Start Isoproterenol Hydrochloride Injection, USP injection at the lowest recommended dose and increase the rate of administration gradually if necessary while carefully monitoring the patient. The usual route of administration is by intravenous infusion or bolus intravenous injection. In dire emergencies, the drug may be administered by intracardiac injection. If time is not of the utmost importance, initial therapy by intramuscular or subcutaneous injection is preferred.
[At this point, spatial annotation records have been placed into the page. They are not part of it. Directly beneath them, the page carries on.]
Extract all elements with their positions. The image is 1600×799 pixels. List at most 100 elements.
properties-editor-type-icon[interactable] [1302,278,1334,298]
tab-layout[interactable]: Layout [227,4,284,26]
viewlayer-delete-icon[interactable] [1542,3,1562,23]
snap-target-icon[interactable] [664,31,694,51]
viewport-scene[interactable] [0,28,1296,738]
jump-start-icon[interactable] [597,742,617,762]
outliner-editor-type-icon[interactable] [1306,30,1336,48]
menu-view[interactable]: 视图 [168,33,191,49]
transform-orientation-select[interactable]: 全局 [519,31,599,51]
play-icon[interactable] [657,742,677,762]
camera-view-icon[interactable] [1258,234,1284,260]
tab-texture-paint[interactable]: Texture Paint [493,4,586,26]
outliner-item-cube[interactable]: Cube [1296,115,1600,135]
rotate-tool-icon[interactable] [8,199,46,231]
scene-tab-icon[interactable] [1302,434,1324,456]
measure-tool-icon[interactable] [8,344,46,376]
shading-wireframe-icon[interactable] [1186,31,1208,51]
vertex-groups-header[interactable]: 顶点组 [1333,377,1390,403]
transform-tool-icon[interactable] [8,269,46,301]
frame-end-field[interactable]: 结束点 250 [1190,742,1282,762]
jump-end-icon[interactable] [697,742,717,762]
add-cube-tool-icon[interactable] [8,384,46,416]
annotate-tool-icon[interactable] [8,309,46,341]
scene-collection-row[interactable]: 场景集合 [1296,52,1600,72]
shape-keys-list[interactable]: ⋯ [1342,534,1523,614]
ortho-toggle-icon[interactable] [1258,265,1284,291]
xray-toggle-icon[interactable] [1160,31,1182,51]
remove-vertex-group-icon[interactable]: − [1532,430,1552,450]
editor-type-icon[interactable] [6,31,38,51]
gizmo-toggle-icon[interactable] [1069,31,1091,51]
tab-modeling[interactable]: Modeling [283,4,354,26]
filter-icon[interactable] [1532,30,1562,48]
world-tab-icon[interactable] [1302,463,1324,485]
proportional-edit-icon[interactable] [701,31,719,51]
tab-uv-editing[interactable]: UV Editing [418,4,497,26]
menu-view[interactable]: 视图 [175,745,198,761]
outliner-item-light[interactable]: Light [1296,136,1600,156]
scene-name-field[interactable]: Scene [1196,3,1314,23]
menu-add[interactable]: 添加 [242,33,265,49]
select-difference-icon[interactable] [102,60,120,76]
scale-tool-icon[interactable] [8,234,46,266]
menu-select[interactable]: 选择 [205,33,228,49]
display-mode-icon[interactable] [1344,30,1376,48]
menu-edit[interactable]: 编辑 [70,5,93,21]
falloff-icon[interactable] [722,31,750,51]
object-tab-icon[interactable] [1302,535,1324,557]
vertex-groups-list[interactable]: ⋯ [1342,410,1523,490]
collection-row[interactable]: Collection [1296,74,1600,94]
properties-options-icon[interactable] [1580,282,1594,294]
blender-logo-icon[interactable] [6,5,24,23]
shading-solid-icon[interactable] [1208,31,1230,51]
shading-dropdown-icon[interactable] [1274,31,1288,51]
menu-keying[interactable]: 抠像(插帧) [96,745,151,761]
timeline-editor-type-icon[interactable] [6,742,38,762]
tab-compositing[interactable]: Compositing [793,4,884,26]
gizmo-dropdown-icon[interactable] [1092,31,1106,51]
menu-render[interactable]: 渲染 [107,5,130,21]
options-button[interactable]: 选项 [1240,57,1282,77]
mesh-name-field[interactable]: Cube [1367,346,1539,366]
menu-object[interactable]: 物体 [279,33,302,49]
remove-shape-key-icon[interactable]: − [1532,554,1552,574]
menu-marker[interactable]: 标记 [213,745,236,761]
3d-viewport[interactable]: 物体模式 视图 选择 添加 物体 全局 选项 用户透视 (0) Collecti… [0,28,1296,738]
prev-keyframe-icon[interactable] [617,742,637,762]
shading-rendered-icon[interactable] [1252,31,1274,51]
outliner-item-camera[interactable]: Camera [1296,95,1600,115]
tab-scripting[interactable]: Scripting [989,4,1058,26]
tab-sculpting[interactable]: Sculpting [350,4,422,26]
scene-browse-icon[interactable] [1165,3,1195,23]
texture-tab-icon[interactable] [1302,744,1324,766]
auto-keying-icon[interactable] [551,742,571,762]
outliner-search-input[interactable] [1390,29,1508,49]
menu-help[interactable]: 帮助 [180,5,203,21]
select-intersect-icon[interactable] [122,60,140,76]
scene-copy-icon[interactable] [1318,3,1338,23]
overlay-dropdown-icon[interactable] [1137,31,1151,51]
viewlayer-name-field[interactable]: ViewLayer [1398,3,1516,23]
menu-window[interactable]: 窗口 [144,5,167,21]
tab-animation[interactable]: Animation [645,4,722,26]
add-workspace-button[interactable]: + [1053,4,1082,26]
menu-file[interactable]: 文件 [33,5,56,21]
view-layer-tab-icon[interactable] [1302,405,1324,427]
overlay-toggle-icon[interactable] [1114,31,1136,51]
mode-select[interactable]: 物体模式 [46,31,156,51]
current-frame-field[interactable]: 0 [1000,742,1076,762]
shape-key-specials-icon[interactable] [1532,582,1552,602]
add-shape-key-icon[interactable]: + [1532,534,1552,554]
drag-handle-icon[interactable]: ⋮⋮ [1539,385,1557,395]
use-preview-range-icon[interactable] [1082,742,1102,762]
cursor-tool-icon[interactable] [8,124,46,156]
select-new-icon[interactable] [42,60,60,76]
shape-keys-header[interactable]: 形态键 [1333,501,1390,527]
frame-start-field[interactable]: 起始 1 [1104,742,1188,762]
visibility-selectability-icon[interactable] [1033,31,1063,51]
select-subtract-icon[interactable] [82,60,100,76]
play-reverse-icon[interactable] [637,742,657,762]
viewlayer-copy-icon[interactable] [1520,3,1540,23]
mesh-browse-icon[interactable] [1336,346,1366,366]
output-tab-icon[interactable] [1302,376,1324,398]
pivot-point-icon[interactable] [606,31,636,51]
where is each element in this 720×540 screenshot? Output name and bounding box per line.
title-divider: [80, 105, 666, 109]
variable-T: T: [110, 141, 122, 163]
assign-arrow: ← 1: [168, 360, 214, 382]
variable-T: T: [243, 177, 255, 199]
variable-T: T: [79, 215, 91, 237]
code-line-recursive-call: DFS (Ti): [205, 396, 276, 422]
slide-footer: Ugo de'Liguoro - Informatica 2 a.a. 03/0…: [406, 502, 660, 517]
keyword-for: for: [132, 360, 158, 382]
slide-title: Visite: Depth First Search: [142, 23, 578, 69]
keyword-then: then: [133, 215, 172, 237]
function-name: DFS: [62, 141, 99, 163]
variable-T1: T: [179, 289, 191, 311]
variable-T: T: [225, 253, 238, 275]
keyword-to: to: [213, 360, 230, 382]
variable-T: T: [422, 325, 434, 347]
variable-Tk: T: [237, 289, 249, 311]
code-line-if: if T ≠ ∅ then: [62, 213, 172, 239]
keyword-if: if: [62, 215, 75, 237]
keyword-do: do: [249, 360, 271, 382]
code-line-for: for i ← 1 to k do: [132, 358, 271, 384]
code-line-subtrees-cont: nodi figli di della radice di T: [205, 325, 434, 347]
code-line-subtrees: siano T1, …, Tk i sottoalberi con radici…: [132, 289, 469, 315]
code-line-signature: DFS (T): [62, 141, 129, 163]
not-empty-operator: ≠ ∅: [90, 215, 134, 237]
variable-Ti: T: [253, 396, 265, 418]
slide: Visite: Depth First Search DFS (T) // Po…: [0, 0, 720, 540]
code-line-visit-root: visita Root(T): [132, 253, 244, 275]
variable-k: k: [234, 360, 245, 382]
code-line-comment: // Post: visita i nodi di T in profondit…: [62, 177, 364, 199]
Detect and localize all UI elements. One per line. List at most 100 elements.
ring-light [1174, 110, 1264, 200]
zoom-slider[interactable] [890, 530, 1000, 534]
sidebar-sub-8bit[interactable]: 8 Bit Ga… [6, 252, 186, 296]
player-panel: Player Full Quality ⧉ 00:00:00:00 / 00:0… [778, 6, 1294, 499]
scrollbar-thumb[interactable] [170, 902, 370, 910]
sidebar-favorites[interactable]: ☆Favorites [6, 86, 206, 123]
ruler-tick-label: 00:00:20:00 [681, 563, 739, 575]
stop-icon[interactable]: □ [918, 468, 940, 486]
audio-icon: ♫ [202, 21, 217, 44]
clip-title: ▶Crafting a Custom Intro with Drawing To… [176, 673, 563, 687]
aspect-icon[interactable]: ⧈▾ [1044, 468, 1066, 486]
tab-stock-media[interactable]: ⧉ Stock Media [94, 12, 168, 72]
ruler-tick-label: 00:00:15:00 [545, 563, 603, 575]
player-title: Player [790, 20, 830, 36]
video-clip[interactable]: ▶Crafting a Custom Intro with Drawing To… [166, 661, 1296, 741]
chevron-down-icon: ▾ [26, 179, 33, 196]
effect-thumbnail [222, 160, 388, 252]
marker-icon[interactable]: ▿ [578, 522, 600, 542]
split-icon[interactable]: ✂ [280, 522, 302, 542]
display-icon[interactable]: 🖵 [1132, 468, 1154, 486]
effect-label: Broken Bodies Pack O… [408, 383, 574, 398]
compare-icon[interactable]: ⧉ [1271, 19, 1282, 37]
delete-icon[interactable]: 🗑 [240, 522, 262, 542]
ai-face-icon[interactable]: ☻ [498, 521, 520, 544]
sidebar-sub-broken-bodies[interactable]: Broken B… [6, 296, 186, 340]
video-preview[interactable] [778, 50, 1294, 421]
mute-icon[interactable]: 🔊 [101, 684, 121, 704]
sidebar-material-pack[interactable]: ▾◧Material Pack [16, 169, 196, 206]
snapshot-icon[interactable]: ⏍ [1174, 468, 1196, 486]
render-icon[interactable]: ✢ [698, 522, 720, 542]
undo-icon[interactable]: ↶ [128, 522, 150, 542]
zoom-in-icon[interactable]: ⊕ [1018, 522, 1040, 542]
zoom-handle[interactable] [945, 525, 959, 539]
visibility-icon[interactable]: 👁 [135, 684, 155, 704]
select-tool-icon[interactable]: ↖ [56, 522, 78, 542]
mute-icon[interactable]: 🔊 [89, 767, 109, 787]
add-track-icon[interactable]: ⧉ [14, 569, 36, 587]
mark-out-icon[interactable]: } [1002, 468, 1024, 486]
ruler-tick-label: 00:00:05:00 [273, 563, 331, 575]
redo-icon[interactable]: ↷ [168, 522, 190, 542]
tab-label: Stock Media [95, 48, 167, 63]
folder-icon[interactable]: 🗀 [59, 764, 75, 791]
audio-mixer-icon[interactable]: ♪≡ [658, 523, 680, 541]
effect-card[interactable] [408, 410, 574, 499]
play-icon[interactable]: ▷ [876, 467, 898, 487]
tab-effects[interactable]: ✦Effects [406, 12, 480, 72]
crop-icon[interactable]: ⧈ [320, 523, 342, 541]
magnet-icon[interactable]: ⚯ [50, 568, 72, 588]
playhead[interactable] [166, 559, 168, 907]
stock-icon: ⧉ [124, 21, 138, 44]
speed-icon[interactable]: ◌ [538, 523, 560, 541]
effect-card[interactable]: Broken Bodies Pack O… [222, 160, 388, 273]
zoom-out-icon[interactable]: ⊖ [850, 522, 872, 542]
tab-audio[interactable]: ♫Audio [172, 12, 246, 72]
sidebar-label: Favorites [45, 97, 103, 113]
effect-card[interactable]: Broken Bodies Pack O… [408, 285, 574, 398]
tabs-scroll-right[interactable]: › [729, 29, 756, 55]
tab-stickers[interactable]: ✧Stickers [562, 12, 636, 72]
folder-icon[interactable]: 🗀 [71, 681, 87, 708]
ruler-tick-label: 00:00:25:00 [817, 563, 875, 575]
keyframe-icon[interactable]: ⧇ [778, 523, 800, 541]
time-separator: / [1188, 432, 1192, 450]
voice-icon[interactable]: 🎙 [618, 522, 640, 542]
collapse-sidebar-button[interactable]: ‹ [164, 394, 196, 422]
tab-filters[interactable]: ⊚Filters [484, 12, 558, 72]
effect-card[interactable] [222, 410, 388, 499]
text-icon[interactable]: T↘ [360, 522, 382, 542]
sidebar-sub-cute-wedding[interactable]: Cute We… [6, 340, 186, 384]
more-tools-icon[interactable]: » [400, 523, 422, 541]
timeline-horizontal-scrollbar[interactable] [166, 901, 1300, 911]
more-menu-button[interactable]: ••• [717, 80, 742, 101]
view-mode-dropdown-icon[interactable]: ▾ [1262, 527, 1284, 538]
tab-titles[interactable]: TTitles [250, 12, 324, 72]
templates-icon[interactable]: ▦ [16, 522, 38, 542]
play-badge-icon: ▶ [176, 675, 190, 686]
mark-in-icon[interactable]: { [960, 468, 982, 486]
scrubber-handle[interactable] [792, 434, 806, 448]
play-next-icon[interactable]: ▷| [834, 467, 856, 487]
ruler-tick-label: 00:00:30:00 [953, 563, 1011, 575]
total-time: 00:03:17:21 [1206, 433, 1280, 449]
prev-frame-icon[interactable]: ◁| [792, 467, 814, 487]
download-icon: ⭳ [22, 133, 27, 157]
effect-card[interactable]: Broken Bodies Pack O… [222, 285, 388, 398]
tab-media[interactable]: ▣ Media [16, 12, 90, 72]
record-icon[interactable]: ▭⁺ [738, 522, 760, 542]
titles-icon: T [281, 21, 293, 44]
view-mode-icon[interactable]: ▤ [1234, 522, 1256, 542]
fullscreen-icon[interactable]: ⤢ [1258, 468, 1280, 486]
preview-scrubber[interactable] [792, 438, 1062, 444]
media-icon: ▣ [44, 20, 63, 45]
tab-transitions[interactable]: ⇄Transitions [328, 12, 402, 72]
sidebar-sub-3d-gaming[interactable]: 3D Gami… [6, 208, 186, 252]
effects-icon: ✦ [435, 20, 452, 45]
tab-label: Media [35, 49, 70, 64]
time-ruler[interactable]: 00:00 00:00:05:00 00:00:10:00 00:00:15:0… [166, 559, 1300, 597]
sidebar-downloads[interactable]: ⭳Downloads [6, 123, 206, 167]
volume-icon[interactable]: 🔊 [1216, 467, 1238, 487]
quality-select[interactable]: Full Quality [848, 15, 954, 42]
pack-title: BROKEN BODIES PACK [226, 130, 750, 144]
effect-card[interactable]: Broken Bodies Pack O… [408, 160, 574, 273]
Recommended dosage for adults with heart block, Adams-Stokes attacks, and cardiac arrest:

* Subsequent dosage and method of administration depend on the ventricular rate and the rapidity with which the cardiac pacemaker can take over when the drug is gradually withdrawn.
Route of Administration	Preparation of Dilution	Initial Dose	Subsequent Dose Range *
Bolus intravenous injection	Dilute 1 mL (0.2 mg) in 9 mL of Sodium Chloride Injection, USP, or 5% Dextrose Injection, USP	0.02 mg to 0.06 mg (1 mL to 3 mL of diluted solution)	0.01 mg to 0.2 mg (0.5 mL to 10 mL of diluted solution)
Intravenous infusion	Dilute 10 mL (2 mg) in 500 mL of 5% Dextrose Injection, USP	5 mcg/min. (1.25 mL of diluted solution per minute)
Intramuscular	Use Solution undiluted	0.2 mg (1 mL)	0.02 mg to 1 mg (0.1 mL to 5 mL)
Subcutaneous	Use Solution undiluted	0.2 mg (1 mL)	0.15 mg to 0.2 mg (0.75 mL to 1 mL)
Intracardiac	Use Solution undiluted	0.02 mg (0.1 mL)

There are no well-controlled studies in children to establish appropriate dosing; however, the American Heart Association recommends an initial infusion rate of 0.1 mcg/kg/min, with the usual range being 0.1 mcg/kg/min to 1 mcg/kg/min.

Recommended dosage for adults with shock and hypoperfusion states:

* Concentrations up to 10 times greater have been used when limitation of volume is essential. † Rates over 30 mcg per minute have been used in advanced stages of shock. The rate of infusion should be adjusted on the basis of heart rate, central venous pressure, systemic blood pressure, and urine flow. If the heart rate exceeds 110 beats per minute, it may be advisable to decrease or temporarily discontinue the infusion.
Route of Administration	Preparation of Dilution *	Infusion Rate †
Intravenous infusion	Dilute 5 mL (1 mg) in 500 mL of 5% Dextrose Injection, USP	0.5 mcg to 5 mcg per minute (0.25 mL to 2.5 mL of diluted solution)

Recommended dosage for adults with bronchospasm occurring during anesthesia:

Route of Administration	Preparation of Dilution	Initial Dose	Subsequent Dose
Bolus intravenous injection	Dilute 1 mL (0.2 mg) in 9 mL of Sodium Chloride Injection, USP, or 5% Dextrose Injection, USP	0.01 mg to 0.02 mg (0.5 mL to 1 mL of diluted solution)	The initial dose may be repeated when necessary

Parenteral drug products should be inspected visually for particulate matter and discoloration prior to administration, whenever solution and container permit. Such solution should not be used.